Вот как может выглядеть такая реформа[314]: в Европе XVI в. ведьм изобличали посредством самых разных испытаний, и все они были поистине ужасны. Одно из тех, что были на удивление мягкими, – читать подозреваемой библейскую историю распятия Господа нашего Иисуса Христа. Если она не заплачет, значит, ведьма. В 1563–1568 гг. голландский врач Иоганн Вейер пытался реформировать систему ведьминских процессов, опубликовав трактат «О кознях нечистой силы, о заклятиях и ядах» (De praestigiis daemonum et incantationibus ac venificiis). В ней Вейер приводит следующие цифры: армия сатаны состоит из 7 405 926 чертей и бесов, объединенных в 1111 дивизий по 6666 демонов в каждой. В общем, Вейер в высшей степени верил в систему. В трактате содержатся три предложения по ее реформированию. Первое: очевидно, что невинные женщины могут оговорить себя и признаться в принадлежности к ведьминскому племени просто потому, что их истязают. Второе, из-за которого Вейера стали считать одним из праотцев психиатрии, – предположение, что не все те ведьмы, которые ведьмами кажутся; женщины могут быть просто психически неуравновешенными. Третье касалось того самого теста на плаксивость. Конечно, используйте его, призывал Вейер, но не забывайте, что к старости слезные железы часто атрофируются, так что старушка, без слез слушающая рассказ о распятии, скорее всего, не ведьма, а просто органически неспособна заплакать[315]{361}.
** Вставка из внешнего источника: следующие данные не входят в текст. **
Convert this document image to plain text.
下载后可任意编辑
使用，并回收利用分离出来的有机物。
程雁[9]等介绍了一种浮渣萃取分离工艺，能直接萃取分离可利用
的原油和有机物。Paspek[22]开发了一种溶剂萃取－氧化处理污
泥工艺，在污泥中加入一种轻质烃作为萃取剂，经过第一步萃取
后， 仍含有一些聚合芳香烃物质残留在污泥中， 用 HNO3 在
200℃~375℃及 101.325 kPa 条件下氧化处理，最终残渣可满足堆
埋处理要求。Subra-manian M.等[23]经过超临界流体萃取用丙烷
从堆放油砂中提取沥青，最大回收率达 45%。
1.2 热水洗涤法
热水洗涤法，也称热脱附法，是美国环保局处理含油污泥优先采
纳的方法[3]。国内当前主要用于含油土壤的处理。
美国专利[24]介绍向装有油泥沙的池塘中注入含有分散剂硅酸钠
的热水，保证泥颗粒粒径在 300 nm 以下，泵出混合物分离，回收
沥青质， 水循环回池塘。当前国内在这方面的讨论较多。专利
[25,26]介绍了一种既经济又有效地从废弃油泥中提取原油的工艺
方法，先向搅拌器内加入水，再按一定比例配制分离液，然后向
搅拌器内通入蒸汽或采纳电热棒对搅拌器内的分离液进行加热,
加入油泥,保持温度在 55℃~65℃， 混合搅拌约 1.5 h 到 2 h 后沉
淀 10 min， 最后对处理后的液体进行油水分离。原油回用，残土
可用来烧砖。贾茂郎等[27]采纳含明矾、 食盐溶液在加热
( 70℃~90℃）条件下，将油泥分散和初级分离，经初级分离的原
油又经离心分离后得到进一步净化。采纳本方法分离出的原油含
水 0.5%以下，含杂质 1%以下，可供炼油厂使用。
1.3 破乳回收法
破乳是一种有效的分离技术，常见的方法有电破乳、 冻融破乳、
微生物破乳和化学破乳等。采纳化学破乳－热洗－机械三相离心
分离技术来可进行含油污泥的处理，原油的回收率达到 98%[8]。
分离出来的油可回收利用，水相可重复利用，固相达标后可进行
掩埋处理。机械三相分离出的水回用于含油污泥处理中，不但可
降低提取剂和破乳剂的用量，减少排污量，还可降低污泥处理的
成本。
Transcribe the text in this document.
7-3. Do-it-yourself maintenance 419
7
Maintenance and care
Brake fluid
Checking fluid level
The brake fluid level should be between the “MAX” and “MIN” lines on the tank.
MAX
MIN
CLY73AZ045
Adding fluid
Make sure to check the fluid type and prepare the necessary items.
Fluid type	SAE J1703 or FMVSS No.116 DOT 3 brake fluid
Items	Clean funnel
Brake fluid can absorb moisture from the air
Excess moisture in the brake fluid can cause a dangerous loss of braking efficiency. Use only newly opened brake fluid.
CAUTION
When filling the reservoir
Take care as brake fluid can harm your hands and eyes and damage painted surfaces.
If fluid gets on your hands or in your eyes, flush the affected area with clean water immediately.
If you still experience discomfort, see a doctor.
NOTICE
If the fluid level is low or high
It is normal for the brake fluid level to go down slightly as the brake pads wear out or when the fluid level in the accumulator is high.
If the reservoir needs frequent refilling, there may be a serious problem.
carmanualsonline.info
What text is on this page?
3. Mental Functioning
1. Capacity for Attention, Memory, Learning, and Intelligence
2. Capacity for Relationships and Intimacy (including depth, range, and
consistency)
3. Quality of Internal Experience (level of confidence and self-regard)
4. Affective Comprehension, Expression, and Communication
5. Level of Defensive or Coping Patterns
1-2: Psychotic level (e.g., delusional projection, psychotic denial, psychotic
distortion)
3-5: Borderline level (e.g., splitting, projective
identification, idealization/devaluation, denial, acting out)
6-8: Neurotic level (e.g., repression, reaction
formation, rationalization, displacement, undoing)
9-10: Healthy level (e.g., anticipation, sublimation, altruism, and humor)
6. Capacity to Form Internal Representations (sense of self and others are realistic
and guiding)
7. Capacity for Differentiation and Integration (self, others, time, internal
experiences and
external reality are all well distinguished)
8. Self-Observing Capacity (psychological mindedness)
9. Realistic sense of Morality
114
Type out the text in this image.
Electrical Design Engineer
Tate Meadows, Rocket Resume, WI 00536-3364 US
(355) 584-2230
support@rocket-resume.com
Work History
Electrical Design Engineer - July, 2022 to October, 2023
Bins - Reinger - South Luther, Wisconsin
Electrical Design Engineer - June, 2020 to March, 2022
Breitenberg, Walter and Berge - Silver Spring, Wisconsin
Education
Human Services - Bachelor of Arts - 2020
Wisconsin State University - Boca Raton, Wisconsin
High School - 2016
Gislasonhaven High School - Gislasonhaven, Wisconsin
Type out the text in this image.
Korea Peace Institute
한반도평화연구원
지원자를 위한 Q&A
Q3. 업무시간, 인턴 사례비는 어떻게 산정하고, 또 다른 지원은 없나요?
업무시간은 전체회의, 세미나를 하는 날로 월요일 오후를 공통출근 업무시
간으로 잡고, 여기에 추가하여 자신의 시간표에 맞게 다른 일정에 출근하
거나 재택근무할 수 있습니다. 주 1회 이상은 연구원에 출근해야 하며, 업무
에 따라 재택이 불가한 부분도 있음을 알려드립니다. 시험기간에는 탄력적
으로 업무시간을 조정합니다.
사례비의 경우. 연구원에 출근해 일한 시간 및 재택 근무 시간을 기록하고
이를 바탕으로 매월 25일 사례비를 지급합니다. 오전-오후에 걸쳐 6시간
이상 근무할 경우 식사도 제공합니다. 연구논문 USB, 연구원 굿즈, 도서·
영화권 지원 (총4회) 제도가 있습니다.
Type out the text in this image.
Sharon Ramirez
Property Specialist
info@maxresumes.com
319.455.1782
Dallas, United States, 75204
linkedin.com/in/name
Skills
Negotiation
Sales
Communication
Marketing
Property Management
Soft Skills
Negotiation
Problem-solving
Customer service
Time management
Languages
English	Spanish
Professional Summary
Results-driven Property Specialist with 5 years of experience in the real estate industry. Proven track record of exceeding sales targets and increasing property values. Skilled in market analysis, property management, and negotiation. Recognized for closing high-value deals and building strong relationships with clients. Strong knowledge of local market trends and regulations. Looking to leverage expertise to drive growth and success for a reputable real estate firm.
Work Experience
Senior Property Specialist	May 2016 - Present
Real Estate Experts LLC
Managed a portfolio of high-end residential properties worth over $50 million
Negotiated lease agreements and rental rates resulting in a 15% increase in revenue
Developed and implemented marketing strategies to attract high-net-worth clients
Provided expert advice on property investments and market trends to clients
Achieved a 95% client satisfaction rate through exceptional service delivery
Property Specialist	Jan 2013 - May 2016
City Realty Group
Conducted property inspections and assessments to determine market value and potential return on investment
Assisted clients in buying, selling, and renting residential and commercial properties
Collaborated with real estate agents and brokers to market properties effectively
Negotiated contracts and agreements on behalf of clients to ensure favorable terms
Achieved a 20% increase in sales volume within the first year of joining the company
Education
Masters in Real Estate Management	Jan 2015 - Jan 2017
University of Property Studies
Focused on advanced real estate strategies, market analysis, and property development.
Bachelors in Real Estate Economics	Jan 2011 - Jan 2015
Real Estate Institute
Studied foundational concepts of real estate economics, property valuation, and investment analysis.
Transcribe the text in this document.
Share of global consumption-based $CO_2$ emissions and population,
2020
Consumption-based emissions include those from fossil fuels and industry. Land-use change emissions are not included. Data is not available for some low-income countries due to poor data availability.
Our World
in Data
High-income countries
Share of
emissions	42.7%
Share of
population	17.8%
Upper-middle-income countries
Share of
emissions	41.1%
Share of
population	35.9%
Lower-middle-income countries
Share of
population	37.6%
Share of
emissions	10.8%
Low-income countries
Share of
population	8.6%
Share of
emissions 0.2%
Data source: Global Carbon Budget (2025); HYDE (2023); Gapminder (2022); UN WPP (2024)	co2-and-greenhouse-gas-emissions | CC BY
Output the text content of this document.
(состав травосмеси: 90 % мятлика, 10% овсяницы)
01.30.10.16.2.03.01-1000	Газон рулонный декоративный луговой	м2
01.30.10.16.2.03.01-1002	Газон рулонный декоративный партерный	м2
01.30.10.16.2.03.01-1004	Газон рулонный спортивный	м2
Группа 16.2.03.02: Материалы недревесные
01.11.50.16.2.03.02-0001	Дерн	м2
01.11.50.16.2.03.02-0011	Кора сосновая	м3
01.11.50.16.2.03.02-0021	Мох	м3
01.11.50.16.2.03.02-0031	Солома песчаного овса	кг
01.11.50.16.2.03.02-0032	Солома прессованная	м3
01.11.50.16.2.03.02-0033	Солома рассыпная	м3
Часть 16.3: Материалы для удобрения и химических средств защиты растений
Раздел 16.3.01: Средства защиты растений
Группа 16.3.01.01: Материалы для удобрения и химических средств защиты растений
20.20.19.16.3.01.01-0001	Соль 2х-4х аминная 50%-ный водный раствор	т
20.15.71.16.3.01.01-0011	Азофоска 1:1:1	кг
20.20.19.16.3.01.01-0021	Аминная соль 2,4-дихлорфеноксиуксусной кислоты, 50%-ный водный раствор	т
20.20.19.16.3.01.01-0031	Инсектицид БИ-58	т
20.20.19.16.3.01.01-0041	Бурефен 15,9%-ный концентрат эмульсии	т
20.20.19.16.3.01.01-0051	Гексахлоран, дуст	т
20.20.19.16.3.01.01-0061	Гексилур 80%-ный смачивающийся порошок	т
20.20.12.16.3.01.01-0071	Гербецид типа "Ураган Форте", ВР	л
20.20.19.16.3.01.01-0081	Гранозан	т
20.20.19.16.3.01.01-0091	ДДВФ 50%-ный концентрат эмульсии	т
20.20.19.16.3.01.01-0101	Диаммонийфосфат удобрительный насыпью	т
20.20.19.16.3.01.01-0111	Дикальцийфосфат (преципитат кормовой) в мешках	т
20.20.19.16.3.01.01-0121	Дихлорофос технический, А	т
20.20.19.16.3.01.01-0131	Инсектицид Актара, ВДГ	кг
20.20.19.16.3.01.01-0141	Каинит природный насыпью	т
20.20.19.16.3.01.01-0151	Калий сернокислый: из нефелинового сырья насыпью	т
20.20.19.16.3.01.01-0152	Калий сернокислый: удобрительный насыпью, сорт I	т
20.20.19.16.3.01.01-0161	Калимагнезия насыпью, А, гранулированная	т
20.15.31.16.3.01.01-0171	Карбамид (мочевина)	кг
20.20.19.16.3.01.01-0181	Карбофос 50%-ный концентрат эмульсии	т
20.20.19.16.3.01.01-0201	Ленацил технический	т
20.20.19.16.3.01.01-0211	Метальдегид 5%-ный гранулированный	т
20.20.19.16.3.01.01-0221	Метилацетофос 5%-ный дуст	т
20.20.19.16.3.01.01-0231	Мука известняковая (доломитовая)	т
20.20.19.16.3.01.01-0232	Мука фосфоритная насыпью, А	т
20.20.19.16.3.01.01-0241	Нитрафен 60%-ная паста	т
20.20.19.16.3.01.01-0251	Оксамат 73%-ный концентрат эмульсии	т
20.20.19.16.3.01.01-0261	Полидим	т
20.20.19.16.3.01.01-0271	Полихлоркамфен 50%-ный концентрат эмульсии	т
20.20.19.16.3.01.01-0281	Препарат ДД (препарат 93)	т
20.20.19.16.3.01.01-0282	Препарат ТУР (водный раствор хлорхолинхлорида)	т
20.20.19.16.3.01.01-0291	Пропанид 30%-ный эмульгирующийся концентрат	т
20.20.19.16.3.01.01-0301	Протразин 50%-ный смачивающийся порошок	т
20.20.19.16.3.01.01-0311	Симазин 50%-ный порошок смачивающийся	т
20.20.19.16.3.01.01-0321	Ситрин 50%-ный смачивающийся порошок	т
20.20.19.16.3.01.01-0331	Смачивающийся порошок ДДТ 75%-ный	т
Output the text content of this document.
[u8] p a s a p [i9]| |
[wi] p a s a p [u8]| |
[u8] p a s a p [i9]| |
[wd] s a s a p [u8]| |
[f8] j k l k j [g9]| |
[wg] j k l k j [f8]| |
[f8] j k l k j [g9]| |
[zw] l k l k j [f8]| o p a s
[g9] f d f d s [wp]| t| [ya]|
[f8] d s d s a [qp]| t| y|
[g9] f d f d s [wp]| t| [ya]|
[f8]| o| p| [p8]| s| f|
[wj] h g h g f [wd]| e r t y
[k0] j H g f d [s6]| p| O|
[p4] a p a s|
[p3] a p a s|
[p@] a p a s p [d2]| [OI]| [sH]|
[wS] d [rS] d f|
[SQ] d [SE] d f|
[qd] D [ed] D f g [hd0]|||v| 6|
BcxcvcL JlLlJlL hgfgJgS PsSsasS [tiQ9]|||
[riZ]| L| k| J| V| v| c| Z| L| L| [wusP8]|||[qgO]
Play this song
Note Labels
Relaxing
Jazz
Вот что происходит, когда пытаешься реформировать систему, в основание которой заложена сущая белиберда. Это как если бы реформисты-френологи исключали из своих исследований испытуемых, которые обязаны шишкой на голове удару хоккейной клюшки, как если бы реформаторский журнал, посвященный алхимии, требовал от авторов ссылаться на источники. Попытки реформаторов сделать систему уголовного правосудия справедливой – это попытки привести практику в соответствие с платоновским идеалом, когда этот самый идеал ни имеет ни научного, ни морального обоснования. И это еще мягко сказано…

ПРАВОСУДИЕ СВЕРШИЛОСЬ II

Из длинной череды французских Людовиков король Людовик XV был, конечно, не самым выдающимся. Политика его была неэффективна, а подданные презирали его как коррумпированного сибарита, который привел Францию к экономическому и военному краху; празднование его смерти в 1774 г. стало предвестником Французской революции, разразившейся 15 годами позже. В 1757 г. на жизнь короля покушались: злоумышленник ударил его перочинным ножом, который, пробив слои одежды (дело было зимой на улице), легко ранил венценосца; чтобы помочь тяжело пострадавшему монарху, архиепископ Парижа приказал 40 часов молиться о его скорейшем выздоровлении[316].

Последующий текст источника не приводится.